Repassons en revue, d’un dernier coup d’œil, l’armée des saints Louis, qu’ont fait surgir de toutes parts les peintres et les sculpteurs italiens. Quand on voit le saint français aussi populaire que saint Antoine de Padoue, et bien plus fêté qu’un saint Bonaventure, on peut croire que les peintres, non contens d’exécuter fidèlement les commandes que leur donnaient les monastères franciscains, ont pris plaisir à reproduire le personnage de saint Louis de Toulouse, comme un sujet heureux, dont ils ont aimé à développer les richesses. Et de fait, quand on y pense, le contraste entre la naissance royale du prince angevin et sa vocation d’humilité, qui avait frappé les âmes religieuses d’une impression si durable, se traduisait par des contrastes de « caractère » et même de couleur bien faits pour tenter les peintres : la robe austère sous la chape splendide, la mitre vénérable sur un front d’adolescent, la gravité de l’évêque unie à la candeur de l’acolyte. Le thème était vraiment rare, et un Fra Angelico ou un Pinturicchio en ont tiré des variations délicieuses. On dirait que les peintres toscans ou ombriens du XVe siècle ont retrouvé, à travers la tradition franciscaine, et par leur émotion directe d’artistes, le souvenir même que les contemporains nous ont transmis du jeune saint, qui passait comme étranger déjà au monde des vivans, et dont la beauté transparente de poitrinaire avait émerveillé ceux qui l’approchaient.

Saint Louis de Toulouse ne disparut de l’art italien qu’au commencement du XVIe siècle, quand les artistes, qui avaient bu à la source antique, comme à l’eau d’un Léthé, oublièrent tous les souvenirs qui s’étaient transmis pieusement à travers les générations renouvelées, depuis les jours de Giotto et de Simone Martini.

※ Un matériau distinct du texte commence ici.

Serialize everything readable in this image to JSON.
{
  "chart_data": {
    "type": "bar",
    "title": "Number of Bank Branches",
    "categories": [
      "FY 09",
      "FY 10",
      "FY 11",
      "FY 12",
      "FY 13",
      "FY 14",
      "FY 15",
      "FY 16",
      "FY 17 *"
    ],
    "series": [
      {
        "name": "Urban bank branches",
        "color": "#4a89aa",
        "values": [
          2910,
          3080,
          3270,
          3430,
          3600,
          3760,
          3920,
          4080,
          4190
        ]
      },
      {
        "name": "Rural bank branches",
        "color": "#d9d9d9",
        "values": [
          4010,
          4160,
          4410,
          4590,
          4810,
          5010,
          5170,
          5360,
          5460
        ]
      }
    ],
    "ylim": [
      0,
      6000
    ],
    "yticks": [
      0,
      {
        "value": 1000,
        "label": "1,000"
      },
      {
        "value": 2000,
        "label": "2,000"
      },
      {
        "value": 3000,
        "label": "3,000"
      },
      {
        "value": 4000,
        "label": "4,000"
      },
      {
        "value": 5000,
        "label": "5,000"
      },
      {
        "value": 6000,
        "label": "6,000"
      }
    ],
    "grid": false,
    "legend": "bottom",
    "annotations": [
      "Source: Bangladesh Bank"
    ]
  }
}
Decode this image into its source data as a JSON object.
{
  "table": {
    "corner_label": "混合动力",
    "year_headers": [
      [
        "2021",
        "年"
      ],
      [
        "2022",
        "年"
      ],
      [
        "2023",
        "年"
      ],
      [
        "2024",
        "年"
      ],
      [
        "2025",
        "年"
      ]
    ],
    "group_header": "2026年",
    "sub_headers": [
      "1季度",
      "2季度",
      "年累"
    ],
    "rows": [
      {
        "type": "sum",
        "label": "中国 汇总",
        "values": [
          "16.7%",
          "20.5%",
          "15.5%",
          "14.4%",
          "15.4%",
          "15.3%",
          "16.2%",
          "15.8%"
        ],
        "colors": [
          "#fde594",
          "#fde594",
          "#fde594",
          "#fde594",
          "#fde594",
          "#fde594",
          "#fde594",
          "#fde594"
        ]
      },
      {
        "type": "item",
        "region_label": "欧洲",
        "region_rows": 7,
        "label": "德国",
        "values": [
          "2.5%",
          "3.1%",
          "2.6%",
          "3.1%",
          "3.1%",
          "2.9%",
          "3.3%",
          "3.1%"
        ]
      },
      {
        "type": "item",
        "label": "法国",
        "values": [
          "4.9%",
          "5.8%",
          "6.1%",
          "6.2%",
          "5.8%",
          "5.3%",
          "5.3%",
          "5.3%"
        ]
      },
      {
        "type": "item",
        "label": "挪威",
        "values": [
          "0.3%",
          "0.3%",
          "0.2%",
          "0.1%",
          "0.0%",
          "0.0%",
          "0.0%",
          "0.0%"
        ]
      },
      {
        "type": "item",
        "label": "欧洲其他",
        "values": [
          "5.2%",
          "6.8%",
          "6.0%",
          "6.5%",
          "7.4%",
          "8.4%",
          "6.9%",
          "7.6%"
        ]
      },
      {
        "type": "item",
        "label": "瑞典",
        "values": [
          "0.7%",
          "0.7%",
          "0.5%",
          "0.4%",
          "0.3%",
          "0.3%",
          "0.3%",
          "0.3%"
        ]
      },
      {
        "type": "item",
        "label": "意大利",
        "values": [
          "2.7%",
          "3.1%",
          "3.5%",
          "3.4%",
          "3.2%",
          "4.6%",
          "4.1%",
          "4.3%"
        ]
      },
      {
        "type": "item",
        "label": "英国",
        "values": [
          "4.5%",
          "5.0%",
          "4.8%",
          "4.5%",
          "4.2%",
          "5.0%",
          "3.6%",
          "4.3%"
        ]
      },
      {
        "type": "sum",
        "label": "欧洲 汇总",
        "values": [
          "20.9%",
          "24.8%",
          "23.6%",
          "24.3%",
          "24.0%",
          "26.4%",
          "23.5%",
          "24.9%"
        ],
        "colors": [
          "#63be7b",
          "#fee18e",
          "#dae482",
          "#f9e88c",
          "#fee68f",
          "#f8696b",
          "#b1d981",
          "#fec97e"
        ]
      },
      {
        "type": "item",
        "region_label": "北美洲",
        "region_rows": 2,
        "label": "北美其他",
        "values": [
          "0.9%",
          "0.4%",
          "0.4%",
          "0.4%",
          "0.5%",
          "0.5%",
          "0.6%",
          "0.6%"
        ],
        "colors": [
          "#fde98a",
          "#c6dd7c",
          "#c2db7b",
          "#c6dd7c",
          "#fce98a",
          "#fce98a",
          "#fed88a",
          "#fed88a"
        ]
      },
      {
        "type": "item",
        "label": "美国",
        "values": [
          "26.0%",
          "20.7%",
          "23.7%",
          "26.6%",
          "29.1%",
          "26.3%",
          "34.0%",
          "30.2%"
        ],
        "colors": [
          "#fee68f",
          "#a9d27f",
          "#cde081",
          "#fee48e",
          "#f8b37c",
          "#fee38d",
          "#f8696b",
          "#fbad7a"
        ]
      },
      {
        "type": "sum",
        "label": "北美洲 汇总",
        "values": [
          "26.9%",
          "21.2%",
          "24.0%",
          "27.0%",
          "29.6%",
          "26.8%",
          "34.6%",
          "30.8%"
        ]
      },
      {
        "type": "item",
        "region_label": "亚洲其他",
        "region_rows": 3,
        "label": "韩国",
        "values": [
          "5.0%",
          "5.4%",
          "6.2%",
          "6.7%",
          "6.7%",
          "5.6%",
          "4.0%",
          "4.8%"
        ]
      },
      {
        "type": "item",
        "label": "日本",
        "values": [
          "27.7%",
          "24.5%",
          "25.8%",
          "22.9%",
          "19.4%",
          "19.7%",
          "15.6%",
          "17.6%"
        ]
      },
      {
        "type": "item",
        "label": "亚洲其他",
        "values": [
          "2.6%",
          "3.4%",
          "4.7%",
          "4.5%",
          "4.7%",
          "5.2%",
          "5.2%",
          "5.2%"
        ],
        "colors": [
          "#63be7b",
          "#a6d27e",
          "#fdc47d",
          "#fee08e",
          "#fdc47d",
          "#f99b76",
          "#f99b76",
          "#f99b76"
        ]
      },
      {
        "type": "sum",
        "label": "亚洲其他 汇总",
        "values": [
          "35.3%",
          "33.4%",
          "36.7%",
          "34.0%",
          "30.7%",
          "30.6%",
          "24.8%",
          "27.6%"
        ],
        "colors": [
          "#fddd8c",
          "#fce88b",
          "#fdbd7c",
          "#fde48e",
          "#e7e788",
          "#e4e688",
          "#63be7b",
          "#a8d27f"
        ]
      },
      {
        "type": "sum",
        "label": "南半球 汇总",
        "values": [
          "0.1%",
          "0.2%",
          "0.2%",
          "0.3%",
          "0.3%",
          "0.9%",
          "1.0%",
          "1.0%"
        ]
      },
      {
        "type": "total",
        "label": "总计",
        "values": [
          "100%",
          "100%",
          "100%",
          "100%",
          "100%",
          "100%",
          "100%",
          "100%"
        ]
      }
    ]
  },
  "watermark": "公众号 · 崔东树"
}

Certes, les Italiens qui, dans les dernières années du XVe siècle, se plaisaient encore à reproduire la figure de saint Louis d’Anjou, pour sa beauté, peut-être, plus encore que pour sa sainteté, ne songeaient guère qu’ils faisaient revivre un prince de la famille étrangère qui avait autrefois dominé l’Italie, et le frère du roi qui avait été, au XIVe siècle, le plus puissant protecteur des lettres et des arts, et comme un ancêtre des Médicis. Mais les fleurs de lys qu’ils continuaient de répandre à pleines mains sur le manteau du jeune évêque étaient encore un hommage inconscient à la maison d’Anjou. Dans la personne de saint Louis de Toulouse, les peintres et les sculpteurs qui travaillaient pour les églises franciscaines d’Italie ont payé, sans le savoir, à la dynastie française qui avait uni pour quelques années la discipline a de saint François et les premières aspirations de la Renaissance, la dette qu’avaient contractée envers elle les franciscains et les artistes.


EMILE BERTAUX.

  1. Bibliothèque nationale, manuscrit français 5716.